(Guest Post By Dr. Richard Cohen)
Normal Testosterone Level – Are Your Numbers Where They Should Be?
Male estrogens (estradiol) are a testosterone by-product that are produced naturally in the body. In small amounts, they help regulate testosterone production and serve to create testosterone as well as promote bone, brain and sexual health.
But when elevated, male estrogens can suppress testosterone levels as well as directly reduce sex drive, promote fat gain and muscle loss, enlarge the prostate and increase the risk of cardiovascular disease.
Unfortunately, this is exactly the set of problems that we are currently facing.
A combination of our lifestyle and dietary choices, stress, use of medications and alcohol coupled with the pervasive amounts of estrogenic pollutants found in plastics and our water supply are the reasons why estradiol levels are climbing in men.
In fact, we now see men with estrogen levels higher than that of many women.
As estrogen rises in men, normal testosterone levels drop and mammary gland tissue begins to grow (creating male breasts).

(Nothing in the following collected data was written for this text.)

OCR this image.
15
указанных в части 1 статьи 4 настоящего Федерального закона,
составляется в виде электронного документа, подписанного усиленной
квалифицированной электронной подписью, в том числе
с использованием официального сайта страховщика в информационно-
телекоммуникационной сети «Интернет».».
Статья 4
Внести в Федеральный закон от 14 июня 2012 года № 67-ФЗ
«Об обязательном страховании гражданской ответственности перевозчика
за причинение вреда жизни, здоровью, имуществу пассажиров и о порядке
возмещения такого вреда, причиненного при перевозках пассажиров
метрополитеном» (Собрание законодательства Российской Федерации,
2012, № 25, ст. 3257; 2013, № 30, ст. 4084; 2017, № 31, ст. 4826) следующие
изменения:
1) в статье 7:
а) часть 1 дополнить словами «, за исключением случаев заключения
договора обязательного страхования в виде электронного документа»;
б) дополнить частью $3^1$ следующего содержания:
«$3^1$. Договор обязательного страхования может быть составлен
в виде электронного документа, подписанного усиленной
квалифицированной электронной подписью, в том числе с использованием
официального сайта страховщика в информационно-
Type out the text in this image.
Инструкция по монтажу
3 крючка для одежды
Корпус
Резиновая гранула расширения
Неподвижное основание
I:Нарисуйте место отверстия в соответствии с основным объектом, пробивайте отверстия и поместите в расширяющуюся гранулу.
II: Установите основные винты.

This problem is so common that male breast reduction is now the fastest growing surgery in America!
And it is this elevated estrogen level which will reduce the T/E ratio and reduce the critical anabolic to catabolic ratio. An ideal testosterone to estradiol level is 40 to 60:1. In assessing thousands of men via saliva testing, we find that less than 10% achieve these critical ratios and over 75% of them are less than 35 years old!
Saliva hormone testing is an excellent method to inexpensively test for testosterone levels as well as male estrogen. If testing shows that your male estrogen levels are high and/or you no longer have normal testosterone levels, don’t fret, there are some simple things that you can do.
(1) Lean out! Fat cells, especially in the abdominal region, produce the aromatase enzyme, which converts testosterone into estrogen. Eliminate alcohol, wheat, commercial dairy, caffeine, soy and any sugars especially in sodas, juices and energy drinks and waters. Only use xyltiol or stevia to sweeten.
(2) Reduce or eliminate alcohol consumption to enable your liver to better remove excess estrogens.
(3) Reduce exposure to plastics containing bisphenol A and phtlates found in soft plastics and non-organic skin, hair and other topical lotions. (4) Reduce or eliminate and medications that you are regularly taking that may interfere with your healthy liver function. Common medications include NSAIDs (e.g. ibuprofen, acetaminophen, aspirin), the “statin” class of cholesterol lowering drugs, some heart and blood pressure medications, and some anti-depressants.
(5) Increase the amount of cruciferous vegetables such as broccoli, cauliflower, kale these promote the liver to metabolize and excrete excess estrogen. Consider the use of an herbal anti-estrogen and a whole food concentrate formula.
(6) Optimize vitamin D and essential fatty acid levels. Take 4000 iu of vitamin D and enough fish oil to consumer 2000 mg of EPA/DHA. After 4 months of use, assess your vitamin D and essential fatty acid levels to insure you have achieved optimal levels.
(7) Optimize zinc levels. Zinc functions as an aromatase inhibitor for some men. Get 75 mg a day of zinc picolinate for 3 months. Afterwards switch to a wholefoods based zinc such as Innate Response 2 tablets daily. (8) If after six months, the above protocol does not result in normal testosterone and reduced male estrogen levels, consider a short-term use of the prescription medicine Arimidex (anastrozole), a potent aromatase-inhibiting drug.
Starting at the low dose of 0.5 mg, twice a week increasing to a maximum of 1.0 mg daily four times weekly until levels have returned to normal.
Note: Side effects from this medication is rare.
In conclusion: While testosterone is the ‘master’ male hormone if you have too little or too much estrogen, you will never be able to look and feel your best.